Según las Sagradas Escrituras, San José de Arimatea era un hombre rico y miembro del Sanedrín, quien tuvo la valentía de pedirle a Pilato el cuerpo de Jesús tras su crucifixión.
Junto con Nicodemo, descendió el cuerpo de la Cruz y se encargó de darle una sepultura digna. Ambos eran discípulos del Señor en secreto por miedo a los judíos, pero fueron los únicos que se preocuparon por honrarlo en su descanso final.
Según las revelaciones de la Beata Ana Catalina Emmerick, después de que José de Arimatea dio sepultura al Redentor, el sacrílego sacerdote Caifás, enfurecido por su acto, ordenó que lo apresaran y lo encerraran en una torre cercana a su tribunal.
Para evitar interrupciones, Caifás encargó la tarea a soldados paganos, quienes no estaban obligados a respetar el descanso del sábado. Su intención era dejarlo morir de hambre en secreto y silenciar cualquier noticia sobre su desaparición.

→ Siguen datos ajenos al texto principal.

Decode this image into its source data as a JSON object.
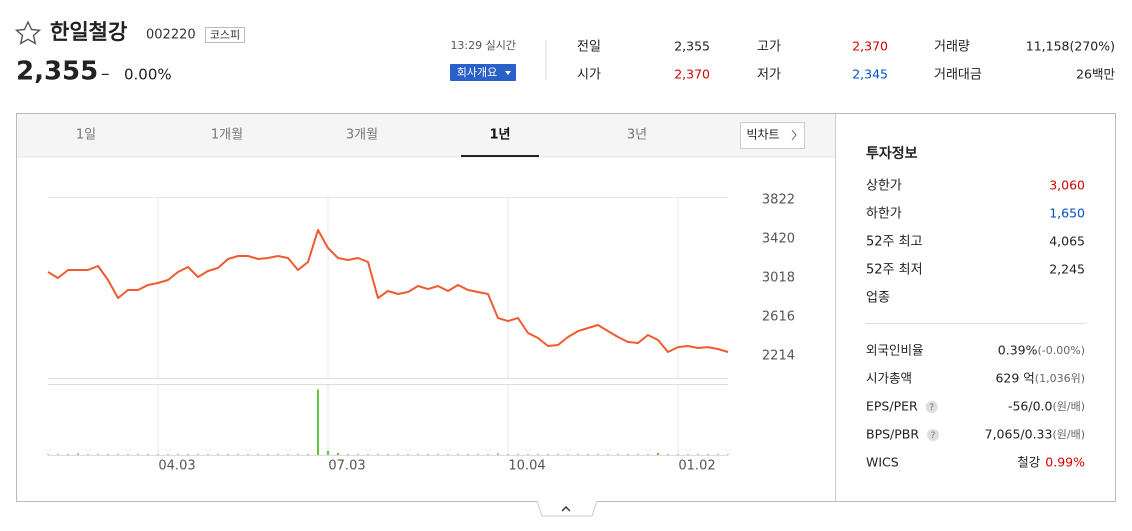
{
  "header": {
    "name": "한일철강",
    "code": "002220",
    "market": "코스피",
    "price": "2,355",
    "change_sign": "–",
    "change": "0.00%",
    "time": "13:29 실시간",
    "company_button": "회사개요"
  },
  "summary": [
    {
      "label": "전일",
      "value": "2,355"
    },
    {
      "label": "시가",
      "value": "2,370",
      "color": "#d60000"
    },
    {
      "label": "고가",
      "value": "2,370",
      "color": "#d60000"
    },
    {
      "label": "저가",
      "value": "2,345",
      "color": "#0051c7"
    },
    {
      "label": "거래량",
      "value": "11,158(270%)"
    },
    {
      "label": "거래대금",
      "value": "26백만"
    }
  ],
  "tabs": {
    "items": [
      "1일",
      "1개월",
      "3개월",
      "1년",
      "3년"
    ],
    "active": 3,
    "big_chart": "빅차트"
  },
  "chart_data": [
    {
      "type": "line",
      "color": "#f15a31",
      "values": [
        3080,
        3018,
        3100,
        3100,
        3100,
        3142,
        2997,
        2812,
        2894,
        2894,
        2946,
        2966,
        2997,
        3080,
        3131,
        3028,
        3090,
        3121,
        3214,
        3245,
        3245,
        3214,
        3224,
        3245,
        3224,
        3100,
        3183,
        3513,
        3327,
        3224,
        3203,
        3224,
        3183,
        2812,
        2884,
        2853,
        2874,
        2935,
        2904,
        2935,
        2884,
        2946,
        2894,
        2874,
        2853,
        2605,
        2574,
        2605,
        2451,
        2399,
        2317,
        2327,
        2410,
        2471,
        2502,
        2533,
        2471,
        2410,
        2358,
        2348,
        2430,
        2379,
        2255,
        2306,
        2317,
        2296,
        2306,
        2286,
        2255
      ],
      "xlim": [
        0,
        68
      ],
      "ylim": [
        1987,
        3853
      ],
      "yticks": [
        2214,
        2616,
        3018,
        3420,
        3822
      ],
      "xticks": [
        {
          "value": 11,
          "label": "04.03"
        },
        {
          "value": 28,
          "label": "07.03"
        },
        {
          "value": 46,
          "label": "10.04"
        },
        {
          "value": 63,
          "label": "01.02"
        }
      ]
    },
    {
      "type": "bar",
      "color": "#2db400",
      "values": [
        1,
        1,
        1,
        2,
        1,
        1,
        1,
        1,
        1,
        1,
        1,
        1,
        1,
        1,
        1,
        1,
        1,
        1,
        1,
        1,
        1,
        1,
        1,
        1,
        1,
        1,
        1,
        95,
        6,
        3,
        1,
        1,
        1,
        1,
        1,
        1,
        1,
        1,
        1,
        1,
        1,
        1,
        1,
        1,
        1,
        2,
        1,
        1,
        1,
        1,
        1,
        1,
        1,
        1,
        1,
        1,
        1,
        1,
        1,
        1,
        1,
        3,
        1,
        1,
        1,
        1,
        1,
        1,
        1
      ],
      "xlim": [
        0,
        68
      ],
      "ylim": [
        0,
        100
      ]
    }
  ],
  "invest_info": {
    "title": "투자정보",
    "rows": [
      {
        "label": "상한가",
        "value": "3,060",
        "color": "#d60000"
      },
      {
        "label": "하한가",
        "value": "1,650",
        "color": "#0051c7"
      },
      {
        "label": "52주 최고",
        "value": "4,065"
      },
      {
        "label": "52주 최저",
        "value": "2,245"
      },
      {
        "label": "업종"
      }
    ],
    "rows2": [
      {
        "label": "외국인비율",
        "value": "0.39%",
        "note": "(-0.00%)"
      },
      {
        "label": "시가총액",
        "value": "629 억",
        "note": "(1,036위)"
      },
      {
        "label": "EPS/PER",
        "help": "?",
        "value": "-56/0.0",
        "note": "(원/배)"
      },
      {
        "label": "BPS/PBR",
        "help": "?",
        "value": "7,065/0.33",
        "note": "(원/배)"
      },
      {
        "label": "WICS",
        "value": "철강",
        "note": "0.99%",
        "note_color": "#d60000"
      }
    ]
  }
}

Pero poco después, mientras José rezaba en su celda, una luz intensa iluminó la prisión y oyó que alguien lo llamaba por su nombre. De repente, el tejado de la torre se abrió, dejando una abertura por donde descendió una figura luminosa, que le arrojó una sábana. José la tomó con ambas manos y, en un instante, fue elevado hasta la salida, que se cerró detrás de él.
Al llegar a lo alto de la torre, la aparición desapareció, dejándolo en libertad. Según la Beata Emmerick, José de Arimatea, tras su milagrosa liberación, se reunió con los discípulos del Salvador.